Pathological Findings
Histopathological examination revealed non-specific inflammatory changes with severe fibrosis. Tissue culture identified Pseudomonas aeruginosa (MacConkey Agar forms non-lactose fermenting and colorless colonies.), a gram-negative bacterium commonly associated with intravenous drug users (IVDU), although this patient did not report intravenous drug use (NDU) [6].

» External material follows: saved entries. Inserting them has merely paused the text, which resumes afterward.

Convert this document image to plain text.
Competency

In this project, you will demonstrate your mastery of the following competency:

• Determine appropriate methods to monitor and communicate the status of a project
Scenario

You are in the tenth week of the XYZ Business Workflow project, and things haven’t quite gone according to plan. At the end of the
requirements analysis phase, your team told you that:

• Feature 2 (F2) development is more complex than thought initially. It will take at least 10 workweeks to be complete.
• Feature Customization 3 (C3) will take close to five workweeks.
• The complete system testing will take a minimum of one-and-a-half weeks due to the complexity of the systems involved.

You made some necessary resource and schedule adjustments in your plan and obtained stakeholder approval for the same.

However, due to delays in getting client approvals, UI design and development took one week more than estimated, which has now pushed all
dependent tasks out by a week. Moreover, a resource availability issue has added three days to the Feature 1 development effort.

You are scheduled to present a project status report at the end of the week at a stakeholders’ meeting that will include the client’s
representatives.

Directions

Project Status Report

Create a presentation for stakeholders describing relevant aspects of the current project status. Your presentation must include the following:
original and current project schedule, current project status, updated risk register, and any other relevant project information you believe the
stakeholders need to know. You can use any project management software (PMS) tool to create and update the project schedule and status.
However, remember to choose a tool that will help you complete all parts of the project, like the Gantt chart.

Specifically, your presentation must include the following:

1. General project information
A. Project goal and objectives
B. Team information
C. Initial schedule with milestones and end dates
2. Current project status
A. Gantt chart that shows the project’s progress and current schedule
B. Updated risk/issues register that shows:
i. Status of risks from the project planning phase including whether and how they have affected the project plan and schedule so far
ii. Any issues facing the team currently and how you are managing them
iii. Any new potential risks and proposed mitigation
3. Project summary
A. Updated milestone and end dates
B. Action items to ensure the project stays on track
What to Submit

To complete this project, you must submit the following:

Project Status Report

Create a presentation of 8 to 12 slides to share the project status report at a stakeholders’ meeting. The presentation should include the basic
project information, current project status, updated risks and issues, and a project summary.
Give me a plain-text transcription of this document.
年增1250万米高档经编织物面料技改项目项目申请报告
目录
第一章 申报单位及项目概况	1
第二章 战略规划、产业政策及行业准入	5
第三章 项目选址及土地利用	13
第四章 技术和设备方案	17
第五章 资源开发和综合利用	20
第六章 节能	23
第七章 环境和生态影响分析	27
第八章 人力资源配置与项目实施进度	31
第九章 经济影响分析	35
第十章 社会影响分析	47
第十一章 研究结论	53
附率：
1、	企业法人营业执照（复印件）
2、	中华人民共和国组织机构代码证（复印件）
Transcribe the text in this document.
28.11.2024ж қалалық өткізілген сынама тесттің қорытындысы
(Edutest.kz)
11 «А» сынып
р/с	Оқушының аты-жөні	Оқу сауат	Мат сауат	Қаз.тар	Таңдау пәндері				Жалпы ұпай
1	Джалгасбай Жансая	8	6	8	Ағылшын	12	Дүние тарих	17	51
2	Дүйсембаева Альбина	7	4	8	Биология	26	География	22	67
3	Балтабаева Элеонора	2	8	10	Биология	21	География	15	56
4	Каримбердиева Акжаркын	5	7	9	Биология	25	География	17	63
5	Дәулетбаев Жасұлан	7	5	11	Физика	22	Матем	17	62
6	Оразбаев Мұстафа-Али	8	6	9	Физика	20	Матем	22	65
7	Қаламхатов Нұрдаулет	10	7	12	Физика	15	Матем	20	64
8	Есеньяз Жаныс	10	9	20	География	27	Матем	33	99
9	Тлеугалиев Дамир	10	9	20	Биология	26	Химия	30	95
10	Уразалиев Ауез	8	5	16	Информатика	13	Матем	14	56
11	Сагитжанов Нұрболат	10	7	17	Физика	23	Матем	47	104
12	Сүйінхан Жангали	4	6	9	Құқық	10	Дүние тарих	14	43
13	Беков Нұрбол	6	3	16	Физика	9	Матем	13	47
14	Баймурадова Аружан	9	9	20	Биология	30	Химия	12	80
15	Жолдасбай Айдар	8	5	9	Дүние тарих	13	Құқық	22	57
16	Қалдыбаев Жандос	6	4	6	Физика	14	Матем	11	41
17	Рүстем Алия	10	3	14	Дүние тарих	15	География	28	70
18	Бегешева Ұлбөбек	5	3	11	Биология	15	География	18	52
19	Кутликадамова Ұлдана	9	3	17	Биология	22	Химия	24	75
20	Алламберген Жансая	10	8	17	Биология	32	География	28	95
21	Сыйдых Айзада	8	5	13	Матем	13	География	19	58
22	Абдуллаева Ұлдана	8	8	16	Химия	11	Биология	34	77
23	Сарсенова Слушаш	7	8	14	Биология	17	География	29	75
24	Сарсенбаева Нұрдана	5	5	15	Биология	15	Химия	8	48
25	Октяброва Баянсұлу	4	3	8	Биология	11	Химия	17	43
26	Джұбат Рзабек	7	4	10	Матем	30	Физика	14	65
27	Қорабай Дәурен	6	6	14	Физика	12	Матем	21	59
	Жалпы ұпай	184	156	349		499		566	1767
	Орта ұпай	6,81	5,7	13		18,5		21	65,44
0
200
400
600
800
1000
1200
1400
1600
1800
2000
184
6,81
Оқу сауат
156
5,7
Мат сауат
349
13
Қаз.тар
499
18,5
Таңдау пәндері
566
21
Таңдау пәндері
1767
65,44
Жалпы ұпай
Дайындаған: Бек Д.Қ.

3. Discussion and Conclusion
IE caused by Pseudomonas aeruginosa is a rare but highly aggressive form of endocarditis associated with high morbidity and mortality. P. aeruginosa is a Gram-negative, non-fermenting bacterium known for its intrinsic antibiotic resistance and ability to form biofilms, making treatment challenging [7]. Accounts for 2% - 5% of all cases of Gram-negative endocarditis. Most commonly affects IVDU, patients with prosthetic heart valves, and those with healthcare-associated infections (e.g., catheters, hemodialysis, or prior cardiac surgery). IVDU-associated IE has a better prognosis than prosthetic valve endocarditis [8], but the relapse risk is high due to biofilm formation and intrinsic resistance mechanisms [9]. The absence of pathogen identification before surgery significantly hampers understanding the infection prior to intervention. Furthermore, atypical presentations complicate rapid diagnosis. Most global studies, compared to medical literature, highlight two primary causes of tricuspid valve inflammation: IVDU and central venous catheter infections. These infections often resulted in high mortality rates. Some cases demonstrate significant vegetations in the right atrium, which appeared as mobile masses. Surgical intervention was necessary in most instances. Staphylococcus aureus was the commonly implicated organism, and traditional antibiotics were effective in the majority of cases. This case underscores the importance of thorough clinical evaluation and multidisciplinary management in patients presenting with hemoptysis and systemic manifestations. Early identification and treatment of underlying infections are critical to preventing complications such as severe valve damage and pulmonary sequelae. We should suspect infective endocarditis in prolonged, unexplained infections with non-specific symptoms, particularly when significant pulmonary manifestations are present. In conclusion, this clinical case highlighted a major complication of a serious infectious disease that is often challenging to diagnose early due to the overlap of general inflammatory symptoms. Thus, it is crucial to emphasize the need for early diagnosis, beginning with clinical suspicion and supported by available diagnostic tools.